Poor Mrs. Molyneux thought it was too bad, too; but she said nothing.

And Matty, when she joined her mother, said,–

“I shall feel a thousand times happier, mamma, if I go and see Mrs. Gilbert now.” And she explained who Mrs. Gilbert was. “Perhaps it may do some good. Anyway, I shall feel as if I were doing something. I will be home in time to finish the tree and things, for Horace will like to help me.”

And the poor girl looked her entreaties so eagerly that her mother could not but assent to her plan. So she made Beverly go up the avenue with her,–Beverly, who would have swum the Potomac and back for her, had she asked him,–as he was on his way to join his father at the Bureau.

As they came out upon the broad sidewalk, that odious Greenhithe, with some one whom Beverly called a blackguard of his crew, pushed by them, and he had the impudence to turn and touch his hat to Matty again.

Matty’s hand trembled on Beverly’s arm, but she would not speak for a minute, only she walked slower and slower.

Then she said: “I am so afraid, Bev, that Tom and he will get into a quarrel. Tom declares he will go into Willard’s and find out whether he does know anything.”

But Beverly, very mannish, tried to reassure her and make her believe that Tom would be very self-restrained and perfectly careful.

On Christmas Day the Jew’s dry-goods store, which had taken the place of old Mr. Gilbert’s notary’s office, was closed–not perhaps so much from the Israelite’s enthusiasm about Christmas as in deference to what in New England is called “the sense of the street.” Matty, however, acting from a precise knowledge of Washington life, rang boldly at the green door adjacent, Beverly still waiting to see what might turn up; and when a brisk “colored girl” appeared, Matty inquired if Mrs. Munroe was at home.

Now all that Matty knew of Mrs. Munroe was that her name was on a well-scoured brass plate on the door.
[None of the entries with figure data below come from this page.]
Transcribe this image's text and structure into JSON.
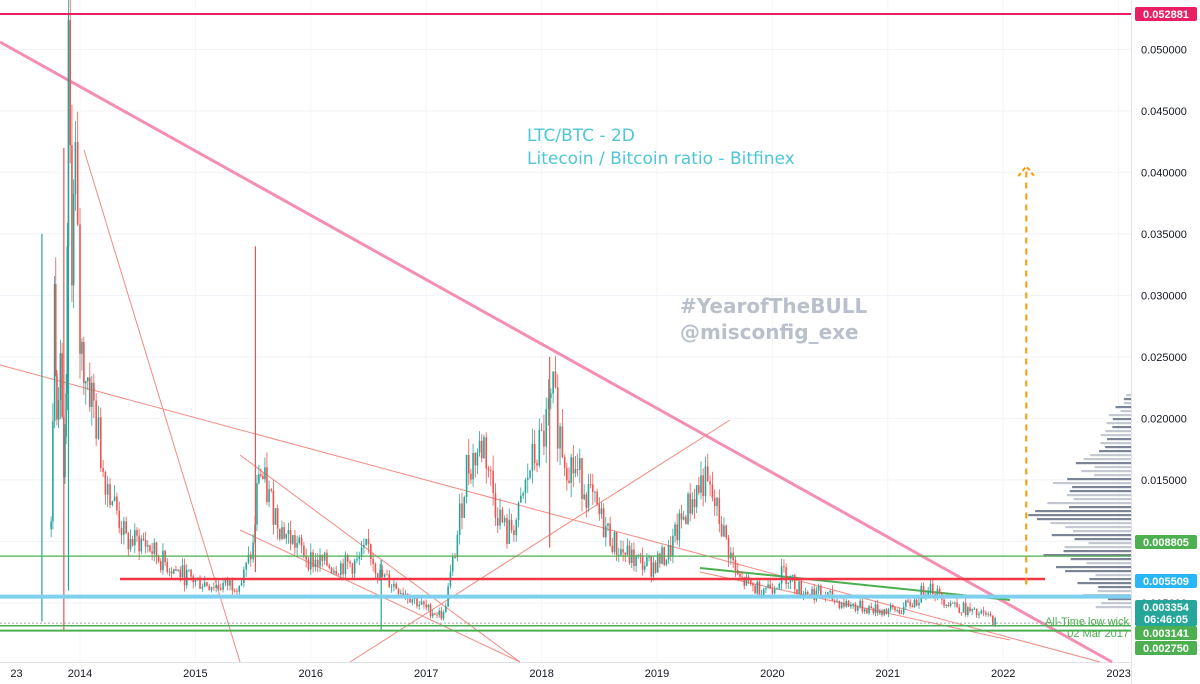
{
  "chart_data": {
    "type": "candlestick",
    "title": "LTC/BTC - 2D",
    "subtitle": "Litecoin / Bitcoin ratio - Bitfinex",
    "watermark": [
      "#YearofTheBULL",
      "@misconfig_exe"
    ],
    "x_tick_labels": [
      "23",
      "2014",
      "2015",
      "2016",
      "2017",
      "2018",
      "2019",
      "2020",
      "2021",
      "2022",
      "2023"
    ],
    "y_tick_labels": [
      "0.050000",
      "0.045000",
      "0.040000",
      "0.035000",
      "0.030000",
      "0.025000",
      "0.020000",
      "0.015000",
      "0.010000",
      "0.005000"
    ],
    "ylim": [
      0.0024,
      0.0535
    ],
    "price_badges": [
      {
        "label": "0.052881",
        "value": 0.052881,
        "color": "#e91e63"
      },
      {
        "label": "0.008805",
        "value": 0.008805,
        "color": "#4caf50"
      },
      {
        "label": "0.005509",
        "value": 0.005509,
        "color": "#29b6f6"
      },
      {
        "label": "0.003354",
        "value": 0.003354,
        "color": "#26a69a"
      },
      {
        "label": "06:46:05",
        "value": 0.00255,
        "color": "#26a69a"
      },
      {
        "label": "0.003141",
        "value": 0.003141,
        "color": "#4caf50"
      },
      {
        "label": "0.002750",
        "value": 0.00275,
        "color": "#4caf50"
      }
    ],
    "horizontal_levels": [
      {
        "value": 0.052881,
        "color": "#e91e63"
      },
      {
        "value": 0.008805,
        "color": "#4caf50"
      },
      {
        "value": 0.00695,
        "color": "#f23645"
      },
      {
        "value": 0.005509,
        "color": "#7fd0ee"
      },
      {
        "value": 0.003141,
        "color": "#4caf50"
      },
      {
        "value": 0.00275,
        "color": "#4caf50"
      }
    ],
    "annotation": [
      "All-Time low wick",
      "02 Mar 2017"
    ],
    "target_arrow": {
      "from": 0.0065,
      "to": 0.0405,
      "date": "2022.2"
    },
    "price_path": [
      [
        2013.75,
        0.011
      ],
      [
        2013.78,
        0.03
      ],
      [
        2013.8,
        0.022
      ],
      [
        2013.83,
        0.026
      ],
      [
        2013.86,
        0.014
      ],
      [
        2013.88,
        0.02
      ],
      [
        2013.9,
        0.048
      ],
      [
        2013.93,
        0.034
      ],
      [
        2013.96,
        0.04
      ],
      [
        2014.0,
        0.026
      ],
      [
        2014.05,
        0.024
      ],
      [
        2014.12,
        0.021
      ],
      [
        2014.2,
        0.016
      ],
      [
        2014.3,
        0.013
      ],
      [
        2014.4,
        0.01
      ],
      [
        2014.55,
        0.01
      ],
      [
        2014.7,
        0.0085
      ],
      [
        2014.85,
        0.0075
      ],
      [
        2015.0,
        0.0068
      ],
      [
        2015.2,
        0.0064
      ],
      [
        2015.4,
        0.0067
      ],
      [
        2015.5,
        0.0095
      ],
      [
        2015.55,
        0.016
      ],
      [
        2015.62,
        0.014
      ],
      [
        2015.75,
        0.011
      ],
      [
        2015.9,
        0.0095
      ],
      [
        2016.0,
        0.0085
      ],
      [
        2016.2,
        0.008
      ],
      [
        2016.4,
        0.0082
      ],
      [
        2016.5,
        0.0095
      ],
      [
        2016.6,
        0.0072
      ],
      [
        2016.8,
        0.006
      ],
      [
        2017.0,
        0.0045
      ],
      [
        2017.15,
        0.004
      ],
      [
        2017.25,
        0.0092
      ],
      [
        2017.35,
        0.016
      ],
      [
        2017.5,
        0.018
      ],
      [
        2017.6,
        0.013
      ],
      [
        2017.7,
        0.0105
      ],
      [
        2017.8,
        0.012
      ],
      [
        2017.9,
        0.016
      ],
      [
        2018.0,
        0.018
      ],
      [
        2018.1,
        0.0215
      ],
      [
        2018.2,
        0.017
      ],
      [
        2018.35,
        0.015
      ],
      [
        2018.5,
        0.012
      ],
      [
        2018.65,
        0.0095
      ],
      [
        2018.8,
        0.0085
      ],
      [
        2018.95,
        0.008
      ],
      [
        2019.1,
        0.009
      ],
      [
        2019.25,
        0.0125
      ],
      [
        2019.4,
        0.015
      ],
      [
        2019.5,
        0.013
      ],
      [
        2019.6,
        0.01
      ],
      [
        2019.7,
        0.007
      ],
      [
        2019.85,
        0.0062
      ],
      [
        2020.0,
        0.0064
      ],
      [
        2020.1,
        0.0075
      ],
      [
        2020.25,
        0.006
      ],
      [
        2020.4,
        0.0058
      ],
      [
        2020.6,
        0.005
      ],
      [
        2020.8,
        0.0046
      ],
      [
        2020.95,
        0.0044
      ],
      [
        2021.1,
        0.0044
      ],
      [
        2021.25,
        0.0052
      ],
      [
        2021.35,
        0.0066
      ],
      [
        2021.45,
        0.0055
      ],
      [
        2021.6,
        0.0048
      ],
      [
        2021.75,
        0.0041
      ],
      [
        2021.85,
        0.004
      ],
      [
        2021.95,
        0.00335
      ]
    ]
  }
}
Mrs. Munroe was in. Beverly said he would wait in the passage. Mrs. Munroe proved to be a nice, motherly sort of a person, who, as it need hardly be said, was stone-deaf. It required some time for Matty to adjust her speaking apparatus to the exigency, but when this was done, Mrs. Munroe explained that Mr. Gilbert was dead,– that an effort had been made to continue the business with the old sign and the old good will, under the direction of a certain Mr. Bundy, who had sometimes been called in as an assistant. But Mr. Bundy, after some years, paid more attention to whiskey than he did to notarying, and the law business had suffered. Finally, Mr. Bundy was brought home by the police one night with a broken head, and then Mrs. Gilbert had withdrawn the signs, cancelled the lease, turned Mr. Bundy out-of- doors, and retired to live with a step-sister of her brother’s wife’s father near the Arsenal; good Mrs. Munroe was not certain whether on Delaware Avenue, or whether on T Street, U Street, or V Street. And, indeed, whether the lady’s name were Butman before she married her second husband, and Lichtenfels afterward–or whether his name were Butman and hers Lichtenfels, Mrs. Munroe was not quite sure. Nor could she say whether Mr. Gilbert took the account books and registers –there were heaps on heaps of them, for Mr. Gilbert had been a notary ever since General Jackson’s day–or whether Bundy did not take them, or whether they were not sold for old paper, Mrs. Munroe was not sure. For all this happened– all the break-up and removal–while Mrs. Munroe was on a visit to her sister not far from Brick Church above Little Falls, on your way to Frederic. And Mrs. Munroe offered this visit as a constant apology for her not knowing more precisely every detail of her old friend’s business.